Here’s a rare Wheels post that doesn’t talk BMWs. This past weekend my wife Gabriele and I purchased a brand new 2011 Toyota Highlander.
Readers of this blog will know I’m no believer in buying new cars. My view is let someone else take the new car depreciation hit. But as I explain below, the numbers really made sense in this case.
It wasn’t an impulsive decision. Gabriele had been thinking about this for a while. She really liked her 2005 Infiniti FX35, but was ready to trade some sportiness for more comfort and interior room. After a lot of online research, she decided a Toyota Highlander was the right choice. She originally started looking for a 2008 or a 2009, but found that the new models were not that much more expensive.
The post-Christmas holiday week gave us some time to car shop. First step was to look at how to finance. And here was another surprise — unlike previous purchases, our credit union wasn’t the best choice. We still love Northwest Federal, but they let us down this time.
They were offering a higher percentage rate than many dealerships. That was a change, because in the past we’ve always known before we set foot on a lot how we would finance any purchase. This time we were very open to Toyota’s 2.9% offer.
Second step was related to the first. We had to get enough for our trade-in to retire Gabriele’s existing car loan. We’re not the types to just roll the balance forward into a new loan — that’s a slippery financial slope to start down. It was going to be her car so it would again be her loan — Gabriele felt strongly about that.
Our first dealer was Jack Taylor Alexandria Toyota on Route One. We liked Eric the sales guy, he was an old-timer who had been selling cars for a long time. Gabriele found a blue 2011 that she really liked. Eric was ready to give us a very good out the door price (tax, tags and delivery included) with the 2.9% financing and the $500 rebate, as opposed to one or the other.
But just when it seemed like things would be too easy, their trade-in offer came in. It was a joke — more than two thousand less than the lowest range of trade-in prices we found at Edmunds.com and KBB.com.
So it was time to go back to our old friend CarMax. We’ve sold them two other vehicles at prices we thought very fair. The next day we took the FX35 to the Woodbridge CarMax location, and they came back with an offer that was not only better, but actually more than we thought we could get. Good-bye old loan, and the hunt for the right Highlander was back on.
Gabriele found it at Koons Toyota in Tysons Corner. Salem (he goes by his surname since Americans can’t pronounce his first) was very friendly and attentive, and with his help we zeroed in on a red 2010 FWD with the SE package and a black 2011 AWD base model with the Technology package. Then it was a question of which one we could get for the best price.
The first offers were way off. Having just gone through this at another dealer, we had a good feel for how much we could negotiate. It took a while, and a couple of trips by Salem to the back to “talk with management.”

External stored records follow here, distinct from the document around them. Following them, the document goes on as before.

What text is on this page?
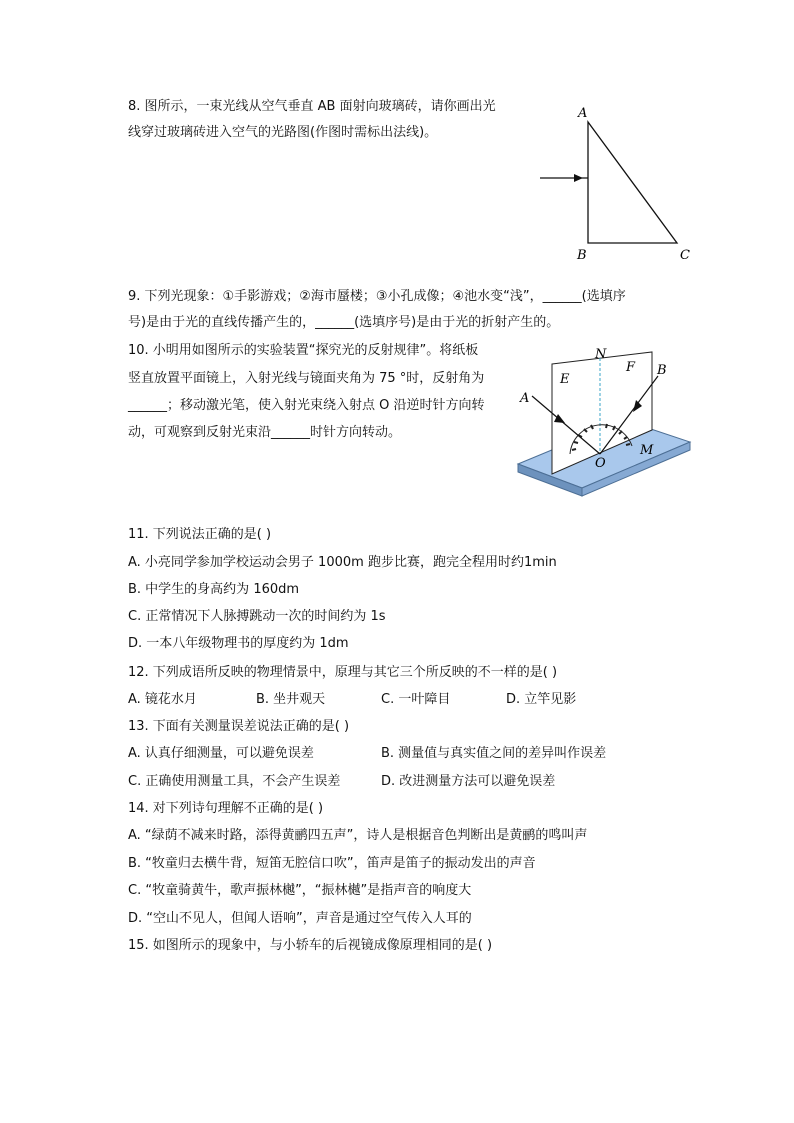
8. 图所示，一束光线从空气垂直 AB 面射向玻璃砖，请你画出光
线穿过玻璃砖进入空气的光路图(作图时需标出法线)。
A
B	C
9. 下列光现象：①手影游戏；②海市蜃楼；③小孔成像；④池水变“浅”，______(选填序
号)是由于光的直线传播产生的，______(选填序号)是由于光的折射产生的。
10. 小明用如图所示的实验装置“探究光的反射规律”。将纸板
竖直放置平面镜上，入射光线与镜面夹角为 75 °时，反射角为
______；移动激光笔，使入射光束绕入射点 O 沿逆时针方向转
动，可观察到反射光束沿______时针方向转动。
N
E
F
A
B
O
M
11. 下列说法正确的是( )
A. 小亮同学参加学校运动会男子 1000m 跑步比赛，跑完全程用时约1min
B. 中学生的身高约为 160dm
C. 正常情况下人脉搏跳动一次的时间约为 1s
D. 一本八年级物理书的厚度约为 1dm
12. 下列成语所反映的物理情景中，原理与其它三个所反映的不一样的是( )
A. 镜花水月	B. 坐井观天	C. 一叶障目	D. 立竿见影
13. 下面有关测量误差说法正确的是( )
A. 认真仔细测量，可以避免误差	B. 测量值与真实值之间的差异叫作误差
C. 正确使用测量工具，不会产生误差	D. 改进测量方法可以避免误差
14. 对下列诗句理解不正确的是( )
A. “绿荫不减来时路，添得黄鹂四五声”，诗人是根据音色判断出是黄鹂的鸣叫声
B. “牧童归去横牛背，短笛无腔信口吹”，笛声是笛子的振动发出的声音
C. “牧童骑黄牛，歌声振林樾”，“振林樾”是指声音的响度大
D. “空山不见人，但闻人语响”，声音是通过空气传入人耳的
15. 如图所示的现象中，与小轿车的后视镜成像原理相同的是( )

But we got there with the black 2011, for a price that was thousands below MSRP. And we got all the perks off the table with used vehicles — full warranty coverage, roadside assistance and even two years scheduled maintenance. The Highlander is a lot of crossover for the money, with nice touches like projector headlights, back up camera, Bluetooth phone synch and loads of room. Most importantly, Gabriele is thrilled with her new car.
(Note — I’m reluctant to put hard dollar numbers in this post. Car dealerships need to make a profit just like any other business. But if you’re in the market right now and would like more details, just drop me a comment.)
Did we get the best deal possible? Probably not, and that question is almost impossible to answer. To know for sure you would need intimate knowledge of things like actual dealer cost for the vehicle, cost of the dealer’s umbrella loan for every day the car sits on the lot, etc.
I am confident we got into that zone that gave us a fair price while still allowing Koons a decent profit margin. From the perspective of the loan payment, Gabriele traded in a six year old car and now has a new car for only another $40 per month.
There’s nothing you can do about cars being depreciating assets. But if you do your online homework, think financing ahead of time, sell your old car to CarMax and don’t mind some haggling, you should be able to get the best possible deal. And maybe even enjoy the process!